Dr. Dennis Saver ’72 reflects on distinguished and rewarding medical career

In Medicine and Service

by Gerard Walen

Dr. Dennis Saver ’72 studied biology at New College, envisioning a career in medical research. But he also developed a commitment to public service that led him in a different direction, to a career that has endured for four decades and brought him statewide and national honors.

Saver is a board-certified family physician and geriatrician based at Primary Care of the Treasure Coast in Vero Beach, but after graduating New College, he worked in the inner city of Philadelphia as part of the Model Cities Program, a part of President Lyndon Johnson’s War on Poverty. It aimed to coordinate and develop myriad anti-poverty initiatives and led Saver to shift his focus from research to hands-on doctoring.

“I decided that people really needed doctors to take care of them,” he said.

After graduating from the Medical College of Pennsylvania (now the Drexel University College of Medicine) in 1977, Saver joined the National Health Service Corps. This eventually led him to practice in “a very rural area in West Virginia,” he said, as part of the NHSC Loan Repayment Program.

He stayed for 10 years before moving back to Florida in 1990. Though the Vero Beach area did not have the crushing poverty of Appalachia, there still remained a need to provide care for the underserved.

“I got involved with the county medical society in developing a volunteer program in which private practice physicians would volunteer on a rotating basis to take care of people who were medically indigent,” he said.

Saver remains with the program, which marked its 25th anniversary in 2016, and he became president four years ago of an associated charitable foundation that raises funds to supply needed medical equipment for the patients.

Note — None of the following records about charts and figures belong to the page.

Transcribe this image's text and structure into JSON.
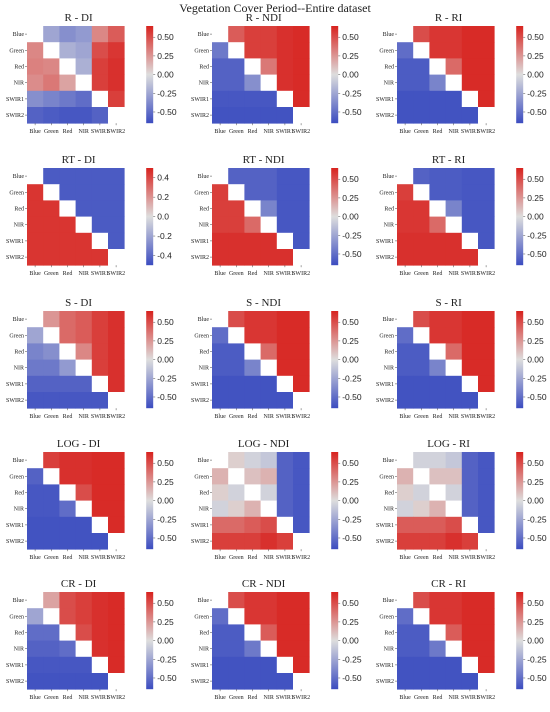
{
  "title": "Vegetation Cover Period--Entire dataset",
  "colormap": {
    "low": "#3b4cc0",
    "mid": "#dddddd",
    "high": "#d8221e"
  },
  "chart_data": [
    {
      "type": "heatmap",
      "title": "R - DI",
      "categories": [
        "Blue",
        "Green",
        "Red",
        "NIR",
        "SWIR1",
        "SWIR2"
      ],
      "colorbar_ticks": [
        "0.50",
        "0.25",
        "0.00",
        "-0.25",
        "-0.50"
      ],
      "vmin": -0.65,
      "vmax": 0.65,
      "values": [
        [
          0,
          -0.25,
          -0.35,
          -0.3,
          0.3,
          0.45
        ],
        [
          0.3,
          0,
          -0.2,
          -0.25,
          0.5,
          0.58
        ],
        [
          0.32,
          0.3,
          0,
          -0.2,
          0.55,
          0.6
        ],
        [
          0.28,
          0.35,
          0.2,
          0,
          0.55,
          0.6
        ],
        [
          -0.35,
          -0.4,
          -0.45,
          -0.5,
          0,
          0.55
        ],
        [
          -0.55,
          -0.58,
          -0.6,
          -0.6,
          -0.55,
          0
        ]
      ]
    },
    {
      "type": "heatmap",
      "title": "R - NDI",
      "categories": [
        "Blue",
        "Green",
        "Red",
        "NIR",
        "SWIR1",
        "SWIR2"
      ],
      "colorbar_ticks": [
        "0.50",
        "0.25",
        "0.00",
        "-0.25",
        "-0.50"
      ],
      "vmin": -0.65,
      "vmax": 0.65,
      "values": [
        [
          0,
          0.45,
          0.55,
          0.55,
          0.6,
          0.62
        ],
        [
          -0.45,
          0,
          0.55,
          0.55,
          0.6,
          0.62
        ],
        [
          -0.55,
          -0.55,
          0,
          0.35,
          0.6,
          0.62
        ],
        [
          -0.55,
          -0.55,
          -0.35,
          0,
          0.6,
          0.62
        ],
        [
          -0.6,
          -0.6,
          -0.6,
          -0.6,
          0,
          0.62
        ],
        [
          -0.62,
          -0.62,
          -0.62,
          -0.62,
          -0.62,
          0
        ]
      ]
    },
    {
      "type": "heatmap",
      "title": "R - RI",
      "categories": [
        "Blue",
        "Green",
        "Red",
        "NIR",
        "SWIR1",
        "SWIR2"
      ],
      "colorbar_ticks": [
        "0.50",
        "0.25",
        "0.00",
        "-0.25",
        "-0.50"
      ],
      "vmin": -0.65,
      "vmax": 0.65,
      "values": [
        [
          0,
          0.5,
          0.58,
          0.58,
          0.62,
          0.62
        ],
        [
          -0.5,
          0,
          0.58,
          0.58,
          0.62,
          0.62
        ],
        [
          -0.58,
          -0.58,
          0,
          0.4,
          0.62,
          0.62
        ],
        [
          -0.58,
          -0.58,
          -0.4,
          0,
          0.62,
          0.62
        ],
        [
          -0.62,
          -0.62,
          -0.62,
          -0.62,
          0,
          0.62
        ],
        [
          -0.62,
          -0.62,
          -0.62,
          -0.62,
          -0.62,
          0
        ]
      ]
    },
    {
      "type": "heatmap",
      "title": "RT - DI",
      "categories": [
        "Blue",
        "Green",
        "Red",
        "NIR",
        "SWIR1",
        "SWIR2"
      ],
      "colorbar_ticks": [
        "0.4",
        "0.2",
        "0.0",
        "-0.2",
        "-0.4"
      ],
      "vmin": -0.5,
      "vmax": 0.5,
      "values": [
        [
          0,
          -0.45,
          -0.45,
          -0.45,
          -0.45,
          -0.45
        ],
        [
          0.45,
          0,
          -0.45,
          -0.45,
          -0.45,
          -0.45
        ],
        [
          0.45,
          0.45,
          0,
          -0.45,
          -0.45,
          -0.45
        ],
        [
          0.45,
          0.45,
          0.45,
          0,
          -0.45,
          -0.45
        ],
        [
          0.45,
          0.45,
          0.45,
          0.45,
          0,
          -0.45
        ],
        [
          0.45,
          0.45,
          0.45,
          0.45,
          0.45,
          0
        ]
      ]
    },
    {
      "type": "heatmap",
      "title": "RT - NDI",
      "categories": [
        "Blue",
        "Green",
        "Red",
        "NIR",
        "SWIR1",
        "SWIR2"
      ],
      "colorbar_ticks": [
        "0.50",
        "0.25",
        "0.00",
        "-0.25",
        "-0.50"
      ],
      "vmin": -0.65,
      "vmax": 0.65,
      "values": [
        [
          0,
          -0.55,
          -0.55,
          -0.55,
          -0.6,
          -0.6
        ],
        [
          0.55,
          0,
          -0.55,
          -0.55,
          -0.6,
          -0.6
        ],
        [
          0.55,
          0.55,
          0,
          -0.4,
          -0.6,
          -0.6
        ],
        [
          0.55,
          0.55,
          0.4,
          0,
          -0.6,
          -0.6
        ],
        [
          0.6,
          0.6,
          0.6,
          0.6,
          0,
          -0.6
        ],
        [
          0.6,
          0.6,
          0.6,
          0.6,
          0.6,
          0
        ]
      ]
    },
    {
      "type": "heatmap",
      "title": "RT - RI",
      "categories": [
        "Blue",
        "Green",
        "Red",
        "NIR",
        "SWIR1",
        "SWIR2"
      ],
      "colorbar_ticks": [
        "0.50",
        "0.25",
        "0.00",
        "-0.25",
        "-0.50"
      ],
      "vmin": -0.65,
      "vmax": 0.65,
      "values": [
        [
          0,
          -0.55,
          -0.58,
          -0.58,
          -0.6,
          -0.6
        ],
        [
          0.55,
          0,
          -0.58,
          -0.58,
          -0.6,
          -0.6
        ],
        [
          0.58,
          0.58,
          0,
          -0.4,
          -0.6,
          -0.6
        ],
        [
          0.58,
          0.58,
          0.4,
          0,
          -0.6,
          -0.6
        ],
        [
          0.6,
          0.6,
          0.6,
          0.6,
          0,
          -0.6
        ],
        [
          0.6,
          0.6,
          0.6,
          0.6,
          0.6,
          0
        ]
      ]
    },
    {
      "type": "heatmap",
      "title": "S - DI",
      "categories": [
        "Blue",
        "Green",
        "Red",
        "NIR",
        "SWIR1",
        "SWIR2"
      ],
      "colorbar_ticks": [
        "0.50",
        "0.25",
        "0.00",
        "-0.25",
        "-0.50"
      ],
      "vmin": -0.65,
      "vmax": 0.65,
      "values": [
        [
          0,
          0.25,
          0.4,
          0.45,
          0.55,
          0.6
        ],
        [
          -0.25,
          0,
          0.4,
          0.45,
          0.55,
          0.6
        ],
        [
          -0.4,
          -0.35,
          0,
          0.3,
          0.55,
          0.6
        ],
        [
          -0.45,
          -0.45,
          -0.3,
          0,
          0.55,
          0.6
        ],
        [
          -0.55,
          -0.55,
          -0.55,
          -0.55,
          0,
          0.6
        ],
        [
          -0.6,
          -0.6,
          -0.6,
          -0.6,
          -0.6,
          0
        ]
      ]
    },
    {
      "type": "heatmap",
      "title": "S - NDI",
      "categories": [
        "Blue",
        "Green",
        "Red",
        "NIR",
        "SWIR1",
        "SWIR2"
      ],
      "colorbar_ticks": [
        "0.50",
        "0.25",
        "0.00",
        "-0.25",
        "-0.50"
      ],
      "vmin": -0.65,
      "vmax": 0.65,
      "values": [
        [
          0,
          0.5,
          0.58,
          0.58,
          0.62,
          0.62
        ],
        [
          -0.5,
          0,
          0.58,
          0.58,
          0.62,
          0.62
        ],
        [
          -0.58,
          -0.58,
          0,
          0.4,
          0.62,
          0.62
        ],
        [
          -0.58,
          -0.58,
          -0.4,
          0,
          0.62,
          0.62
        ],
        [
          -0.62,
          -0.62,
          -0.62,
          -0.62,
          0,
          0.62
        ],
        [
          -0.62,
          -0.62,
          -0.62,
          -0.62,
          -0.62,
          0
        ]
      ]
    },
    {
      "type": "heatmap",
      "title": "S - RI",
      "categories": [
        "Blue",
        "Green",
        "Red",
        "NIR",
        "SWIR1",
        "SWIR2"
      ],
      "colorbar_ticks": [
        "0.50",
        "0.25",
        "0.00",
        "-0.25",
        "-0.50"
      ],
      "vmin": -0.65,
      "vmax": 0.65,
      "values": [
        [
          0,
          0.5,
          0.58,
          0.58,
          0.62,
          0.62
        ],
        [
          -0.5,
          0,
          0.58,
          0.58,
          0.62,
          0.62
        ],
        [
          -0.58,
          -0.58,
          0,
          0.4,
          0.62,
          0.62
        ],
        [
          -0.58,
          -0.58,
          -0.4,
          0,
          0.62,
          0.62
        ],
        [
          -0.62,
          -0.62,
          -0.62,
          -0.62,
          0,
          0.62
        ],
        [
          -0.62,
          -0.62,
          -0.62,
          -0.62,
          -0.62,
          0
        ]
      ]
    },
    {
      "type": "heatmap",
      "title": "LOG - DI",
      "categories": [
        "Blue",
        "Green",
        "Red",
        "NIR",
        "SWIR1",
        "SWIR2"
      ],
      "colorbar_ticks": [
        "0.50",
        "0.25",
        "0.00",
        "-0.25",
        "-0.50"
      ],
      "vmin": -0.65,
      "vmax": 0.65,
      "values": [
        [
          0,
          0.55,
          0.6,
          0.6,
          0.62,
          0.62
        ],
        [
          -0.55,
          0,
          0.6,
          0.6,
          0.62,
          0.62
        ],
        [
          -0.6,
          -0.6,
          0,
          0.5,
          0.62,
          0.62
        ],
        [
          -0.6,
          -0.6,
          -0.5,
          0,
          0.62,
          0.62
        ],
        [
          -0.62,
          -0.62,
          -0.62,
          -0.62,
          0,
          0.62
        ],
        [
          -0.62,
          -0.62,
          -0.62,
          -0.62,
          -0.62,
          0
        ]
      ]
    },
    {
      "type": "heatmap",
      "title": "LOG - NDI",
      "categories": [
        "Blue",
        "Green",
        "Red",
        "NIR",
        "SWIR1",
        "SWIR2"
      ],
      "colorbar_ticks": [
        "0.50",
        "0.25",
        "0.00",
        "-0.25",
        "-0.50"
      ],
      "vmin": -0.65,
      "vmax": 0.65,
      "values": [
        [
          0,
          0.05,
          -0.05,
          -0.1,
          -0.55,
          -0.6
        ],
        [
          0.15,
          0,
          0.1,
          0.15,
          -0.55,
          -0.6
        ],
        [
          0.05,
          -0.05,
          0,
          -0.05,
          -0.55,
          -0.6
        ],
        [
          -0.05,
          0.05,
          0.15,
          0,
          -0.55,
          -0.6
        ],
        [
          0.4,
          0.4,
          0.45,
          0.5,
          0,
          -0.6
        ],
        [
          0.55,
          0.55,
          0.55,
          0.6,
          0.55,
          0
        ]
      ]
    },
    {
      "type": "heatmap",
      "title": "LOG - RI",
      "categories": [
        "Blue",
        "Green",
        "Red",
        "NIR",
        "SWIR1",
        "SWIR2"
      ],
      "colorbar_ticks": [
        "0.50",
        "0.25",
        "0.00",
        "-0.25",
        "-0.50"
      ],
      "vmin": -0.65,
      "vmax": 0.65,
      "values": [
        [
          0,
          -0.05,
          -0.05,
          -0.1,
          -0.55,
          -0.6
        ],
        [
          0.15,
          0,
          0.1,
          0.1,
          -0.55,
          -0.6
        ],
        [
          0.05,
          -0.05,
          0,
          -0.05,
          -0.55,
          -0.6
        ],
        [
          -0.05,
          0.05,
          0.15,
          0,
          -0.55,
          -0.6
        ],
        [
          0.45,
          0.45,
          0.45,
          0.5,
          0,
          -0.6
        ],
        [
          0.55,
          0.55,
          0.55,
          0.6,
          0.55,
          0
        ]
      ]
    },
    {
      "type": "heatmap",
      "title": "CR - DI",
      "categories": [
        "Blue",
        "Green",
        "Red",
        "NIR",
        "SWIR1",
        "SWIR2"
      ],
      "colorbar_ticks": [
        "0.50",
        "0.25",
        "0.00",
        "-0.25",
        "-0.50"
      ],
      "vmin": -0.65,
      "vmax": 0.65,
      "values": [
        [
          0,
          0.2,
          0.5,
          0.55,
          0.6,
          0.62
        ],
        [
          -0.25,
          0,
          0.5,
          0.55,
          0.6,
          0.62
        ],
        [
          -0.5,
          -0.5,
          0,
          0.5,
          0.6,
          0.62
        ],
        [
          -0.55,
          -0.55,
          -0.5,
          0,
          0.6,
          0.62
        ],
        [
          -0.6,
          -0.6,
          -0.6,
          -0.6,
          0,
          0.62
        ],
        [
          -0.62,
          -0.62,
          -0.62,
          -0.62,
          -0.62,
          0
        ]
      ]
    },
    {
      "type": "heatmap",
      "title": "CR - NDI",
      "categories": [
        "Blue",
        "Green",
        "Red",
        "NIR",
        "SWIR1",
        "SWIR2"
      ],
      "colorbar_ticks": [
        "0.50",
        "0.25",
        "0.00",
        "-0.25",
        "-0.50"
      ],
      "vmin": -0.65,
      "vmax": 0.65,
      "values": [
        [
          0,
          0.5,
          0.58,
          0.58,
          0.62,
          0.62
        ],
        [
          -0.5,
          0,
          0.58,
          0.58,
          0.62,
          0.62
        ],
        [
          -0.58,
          -0.58,
          0,
          0.45,
          0.62,
          0.62
        ],
        [
          -0.58,
          -0.58,
          -0.45,
          0,
          0.62,
          0.62
        ],
        [
          -0.62,
          -0.62,
          -0.62,
          -0.62,
          0,
          0.62
        ],
        [
          -0.62,
          -0.62,
          -0.62,
          -0.62,
          -0.62,
          0
        ]
      ]
    },
    {
      "type": "heatmap",
      "title": "CR - RI",
      "categories": [
        "Blue",
        "Green",
        "Red",
        "NIR",
        "SWIR1",
        "SWIR2"
      ],
      "colorbar_ticks": [
        "0.50",
        "0.25",
        "0.00",
        "-0.25",
        "-0.50"
      ],
      "vmin": -0.65,
      "vmax": 0.65,
      "values": [
        [
          0,
          0.5,
          0.58,
          0.58,
          0.62,
          0.62
        ],
        [
          -0.5,
          0,
          0.58,
          0.58,
          0.62,
          0.62
        ],
        [
          -0.58,
          -0.58,
          0,
          0.45,
          0.62,
          0.62
        ],
        [
          -0.58,
          -0.58,
          -0.45,
          0,
          0.62,
          0.62
        ],
        [
          -0.62,
          -0.62,
          -0.62,
          -0.62,
          0,
          0.62
        ],
        [
          -0.62,
          -0.62,
          -0.62,
          -0.62,
          -0.62,
          0
        ]
      ]
    }
  ]
}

Over his career, Saver has served on numerous panels and has received myriad awards and honors. In late 2015, Florida’s surgeon general appointed him to the state’s Physician Workforce Advisory Council, where he and 12 other physicians will advise the Surgeon General’s Office on issues related to the state’s physician needs.

“We will make recommendations about what kind of doctors are going to be needed in Florida, what the issues are with distribution problems,” he said. “For example there are more doctors in cities and not enough doctors in rural counties.”

Another pressing issue the board could tackle is that there are too few residency programs in Florida for the students graduating from its medical schools.

“We export graduating students to other states because we don’t have enough capacity to enroll them in post-graduate programs in Florida,” Saver said. “It’s not a good situation.”

In 2001, Saver received what he called “the most impressive honor of my entire career.” The American Academy of Family Physicians awarded him with its highest honor – Family Physician of the Year.

In the annual recognition program, each of the 50 state chapters of the AAFP choose a doctor as its Family Physician of the Year, and a panel then selects one for national honor. It recognizes a physician who is “directly and effectively involved in community affairs and activities that enhance the quality of life of the community.”

“I was a relatively young guy at the time,” Saver said, “and I didn’t expect to get that kind of an honor at that point in my career, so that was pretty amazing.”

Looking back, Saver said that the people and the atmosphere of New College have shaped him. He credits the “marvelous faculty,” especially his adviser, the late Dr. John B. Morrill.

“I credit a lot of my interest in living things and physiology systems to him,” he said. “He was a pretty exciting guy to be with; he was a real character.”

But beyond any one person, the College’s environment also has a lasting influence. “New College allowed a sense of curiosity, and I learned how to ask good questions and think about things with perspective – kind of a ‘what if’ perspective,” he said. “I found that useful over my entire career.”

Saver completed his residency at Shands Hospital at the University of Florida and currently serves as part-time faculty at both the UF and Florida State University medical schools. So who does he root for during the rivals’ annual football game?

“Well, I’m a Gator from way back – that’s where I did my training,” he said. “You’ve got to be true to where you start from.”